The Indiana Journal Building, at 46 Monument Circle, was constructed in 1897 and served as home to the Indianapolis Journal.
Credit: City of Indianapolis, Department of Metropolitan Development, Indiana Historical Society

The Journal alternated between tri-weekly, twice-weekly, and daily issues during the early 1840s and produced dailies during legislative sessions after 1842. On April 21, 1851, it became the first paper in Indianapolis to publish a regular daily issue. Until the late 1850s, it consisted mainly of political news but then began to include local items.

On November 8, 1864, the paper, then the Indianapolis Daily Journal, under editor William R. Holloway was the first to carry the news of Sherman’s burning of Atlanta. Other newspapers reprinted the story but mainly discounted it because Indianapolis was not a center for war news. Holloway received a visit from a member of General Grant’s staff wanting to know the source of his information. Holloway refused to name the officers who had given him the information and claimed that the War Department also had plans for a similar investigation, which outranked Grant’s probe. The matter was dropped shortly thereafter.

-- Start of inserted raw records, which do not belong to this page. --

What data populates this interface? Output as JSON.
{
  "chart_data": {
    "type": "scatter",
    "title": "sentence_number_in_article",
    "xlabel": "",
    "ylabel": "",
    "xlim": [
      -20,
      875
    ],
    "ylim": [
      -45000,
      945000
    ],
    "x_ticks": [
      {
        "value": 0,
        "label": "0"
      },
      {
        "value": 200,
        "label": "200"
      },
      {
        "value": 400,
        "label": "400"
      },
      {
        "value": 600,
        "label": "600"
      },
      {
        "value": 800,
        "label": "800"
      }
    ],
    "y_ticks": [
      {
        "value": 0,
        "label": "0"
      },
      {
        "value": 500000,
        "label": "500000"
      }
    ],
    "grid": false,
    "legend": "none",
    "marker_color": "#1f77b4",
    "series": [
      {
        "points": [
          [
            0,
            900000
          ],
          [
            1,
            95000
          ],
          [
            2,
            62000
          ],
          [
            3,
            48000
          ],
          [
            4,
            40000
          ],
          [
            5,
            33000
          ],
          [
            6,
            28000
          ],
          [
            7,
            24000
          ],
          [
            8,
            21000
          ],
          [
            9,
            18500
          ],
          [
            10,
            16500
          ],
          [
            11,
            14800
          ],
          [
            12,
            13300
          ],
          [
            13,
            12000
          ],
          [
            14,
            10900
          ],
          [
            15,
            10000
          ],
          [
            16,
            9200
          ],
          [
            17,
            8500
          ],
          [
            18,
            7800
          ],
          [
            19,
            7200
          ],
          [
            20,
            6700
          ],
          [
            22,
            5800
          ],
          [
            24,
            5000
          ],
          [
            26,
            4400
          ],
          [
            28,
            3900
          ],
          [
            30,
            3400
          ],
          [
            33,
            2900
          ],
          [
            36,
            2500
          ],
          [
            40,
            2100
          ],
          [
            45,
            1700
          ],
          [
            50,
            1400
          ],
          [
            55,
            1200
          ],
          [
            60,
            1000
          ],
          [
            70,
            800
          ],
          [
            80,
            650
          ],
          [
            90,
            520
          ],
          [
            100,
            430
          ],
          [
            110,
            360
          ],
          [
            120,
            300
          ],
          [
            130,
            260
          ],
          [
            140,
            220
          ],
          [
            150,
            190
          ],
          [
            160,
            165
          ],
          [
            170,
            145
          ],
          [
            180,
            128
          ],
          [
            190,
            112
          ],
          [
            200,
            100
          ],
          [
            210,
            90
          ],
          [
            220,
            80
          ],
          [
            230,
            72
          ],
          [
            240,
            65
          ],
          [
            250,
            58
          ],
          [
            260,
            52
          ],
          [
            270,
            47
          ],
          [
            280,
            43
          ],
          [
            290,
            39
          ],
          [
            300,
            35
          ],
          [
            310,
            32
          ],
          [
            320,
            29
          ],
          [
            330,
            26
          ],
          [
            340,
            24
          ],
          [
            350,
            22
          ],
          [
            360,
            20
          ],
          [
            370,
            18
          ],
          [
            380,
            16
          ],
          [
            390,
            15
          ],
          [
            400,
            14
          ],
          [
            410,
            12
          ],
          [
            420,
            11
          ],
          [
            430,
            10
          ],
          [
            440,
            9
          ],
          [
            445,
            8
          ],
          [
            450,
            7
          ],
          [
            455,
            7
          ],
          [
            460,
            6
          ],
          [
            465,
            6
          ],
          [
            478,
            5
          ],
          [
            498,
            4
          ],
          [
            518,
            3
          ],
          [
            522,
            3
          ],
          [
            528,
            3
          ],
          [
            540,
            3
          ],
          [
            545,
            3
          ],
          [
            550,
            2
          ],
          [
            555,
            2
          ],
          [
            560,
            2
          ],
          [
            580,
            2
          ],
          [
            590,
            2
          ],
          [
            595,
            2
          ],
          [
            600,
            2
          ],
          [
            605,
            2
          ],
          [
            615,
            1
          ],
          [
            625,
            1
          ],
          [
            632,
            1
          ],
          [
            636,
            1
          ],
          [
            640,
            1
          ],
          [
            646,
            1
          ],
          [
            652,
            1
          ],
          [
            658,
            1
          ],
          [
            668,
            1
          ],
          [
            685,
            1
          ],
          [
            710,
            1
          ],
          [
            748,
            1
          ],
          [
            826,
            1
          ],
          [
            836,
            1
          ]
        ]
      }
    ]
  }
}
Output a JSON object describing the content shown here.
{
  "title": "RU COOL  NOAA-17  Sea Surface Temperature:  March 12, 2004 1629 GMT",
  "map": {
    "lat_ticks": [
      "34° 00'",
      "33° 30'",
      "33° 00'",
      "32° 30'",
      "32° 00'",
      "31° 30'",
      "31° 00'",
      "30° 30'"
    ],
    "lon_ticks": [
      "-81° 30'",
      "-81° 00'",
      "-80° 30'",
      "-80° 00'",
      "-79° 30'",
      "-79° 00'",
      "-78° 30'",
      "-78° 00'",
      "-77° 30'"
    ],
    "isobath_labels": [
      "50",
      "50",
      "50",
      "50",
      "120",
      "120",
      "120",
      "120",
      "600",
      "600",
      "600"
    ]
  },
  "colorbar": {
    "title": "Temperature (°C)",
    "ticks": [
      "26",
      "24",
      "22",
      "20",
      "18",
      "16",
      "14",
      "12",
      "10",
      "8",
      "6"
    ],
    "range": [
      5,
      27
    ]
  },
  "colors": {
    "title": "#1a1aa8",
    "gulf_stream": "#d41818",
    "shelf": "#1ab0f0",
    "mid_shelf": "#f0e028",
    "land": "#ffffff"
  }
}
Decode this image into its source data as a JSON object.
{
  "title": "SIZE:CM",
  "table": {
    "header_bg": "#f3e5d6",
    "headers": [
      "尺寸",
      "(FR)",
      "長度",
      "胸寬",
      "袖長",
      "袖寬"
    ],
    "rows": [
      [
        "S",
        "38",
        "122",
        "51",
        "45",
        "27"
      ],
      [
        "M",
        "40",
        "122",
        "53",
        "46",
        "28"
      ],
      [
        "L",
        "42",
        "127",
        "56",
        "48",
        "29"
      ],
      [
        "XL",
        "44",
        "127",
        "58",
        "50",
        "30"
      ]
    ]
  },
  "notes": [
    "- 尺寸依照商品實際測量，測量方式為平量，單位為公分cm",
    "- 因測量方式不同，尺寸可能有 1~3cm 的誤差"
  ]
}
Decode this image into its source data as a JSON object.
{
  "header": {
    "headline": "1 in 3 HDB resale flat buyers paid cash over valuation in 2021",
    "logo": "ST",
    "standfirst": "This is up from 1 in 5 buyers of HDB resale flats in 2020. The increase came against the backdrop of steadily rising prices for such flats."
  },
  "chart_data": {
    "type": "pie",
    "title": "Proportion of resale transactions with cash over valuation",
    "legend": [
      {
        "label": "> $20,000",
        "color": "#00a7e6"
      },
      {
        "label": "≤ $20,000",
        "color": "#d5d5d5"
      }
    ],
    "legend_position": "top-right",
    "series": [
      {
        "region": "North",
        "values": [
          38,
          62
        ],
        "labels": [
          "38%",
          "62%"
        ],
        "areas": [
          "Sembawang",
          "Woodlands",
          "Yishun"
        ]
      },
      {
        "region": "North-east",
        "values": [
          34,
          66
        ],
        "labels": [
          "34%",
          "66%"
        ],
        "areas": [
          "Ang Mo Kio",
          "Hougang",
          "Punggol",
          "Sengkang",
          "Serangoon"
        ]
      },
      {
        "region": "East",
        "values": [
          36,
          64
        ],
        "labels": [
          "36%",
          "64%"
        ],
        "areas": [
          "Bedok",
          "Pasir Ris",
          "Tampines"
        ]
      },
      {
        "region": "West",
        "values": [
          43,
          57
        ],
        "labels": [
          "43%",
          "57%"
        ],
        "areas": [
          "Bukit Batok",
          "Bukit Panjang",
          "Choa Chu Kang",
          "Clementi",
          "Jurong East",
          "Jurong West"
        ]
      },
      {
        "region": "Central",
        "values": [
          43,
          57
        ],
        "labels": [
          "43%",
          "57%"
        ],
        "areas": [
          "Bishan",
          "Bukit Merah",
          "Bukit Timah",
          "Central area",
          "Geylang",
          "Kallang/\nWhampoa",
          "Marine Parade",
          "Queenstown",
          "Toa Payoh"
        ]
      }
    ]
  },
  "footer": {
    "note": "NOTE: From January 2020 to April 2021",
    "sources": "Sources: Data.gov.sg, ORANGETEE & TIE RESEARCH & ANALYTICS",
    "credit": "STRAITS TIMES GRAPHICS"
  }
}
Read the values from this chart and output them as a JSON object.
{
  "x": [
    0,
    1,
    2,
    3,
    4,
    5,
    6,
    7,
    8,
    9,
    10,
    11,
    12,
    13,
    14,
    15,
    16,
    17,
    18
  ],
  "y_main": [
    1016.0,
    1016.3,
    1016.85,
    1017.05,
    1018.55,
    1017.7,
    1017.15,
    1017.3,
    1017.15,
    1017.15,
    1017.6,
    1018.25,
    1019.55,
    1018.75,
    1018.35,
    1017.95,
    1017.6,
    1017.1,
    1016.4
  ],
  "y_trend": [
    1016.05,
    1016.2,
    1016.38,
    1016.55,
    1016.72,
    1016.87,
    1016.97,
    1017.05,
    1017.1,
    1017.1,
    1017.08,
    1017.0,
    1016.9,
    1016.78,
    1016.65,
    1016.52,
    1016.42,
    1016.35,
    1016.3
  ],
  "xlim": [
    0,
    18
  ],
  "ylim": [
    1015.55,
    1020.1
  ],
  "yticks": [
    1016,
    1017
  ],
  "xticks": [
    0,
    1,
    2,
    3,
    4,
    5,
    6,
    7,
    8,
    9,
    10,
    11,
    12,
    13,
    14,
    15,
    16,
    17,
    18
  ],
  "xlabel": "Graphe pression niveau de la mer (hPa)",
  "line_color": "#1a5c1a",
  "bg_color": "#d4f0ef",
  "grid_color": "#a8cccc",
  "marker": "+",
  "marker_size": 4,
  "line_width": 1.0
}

The Journal purchased many of the early papers in the city including the Atlas in 1861, the Evening Gazette in 1867, the Evening Commercial in 1871, the Daily Times in 1879, and the Indianapolis Times in 1886. The Evening Commercial became a short-lived evening edition after its purchase.

The paper changed owners, editors, and names frequently until June 1904, when Charles S. Henry, owner of the paper for less than two years, sold it to the Indianapolis Star Company. Although published briefly under the name Star And Journal, by October Journal had been dropped from the title.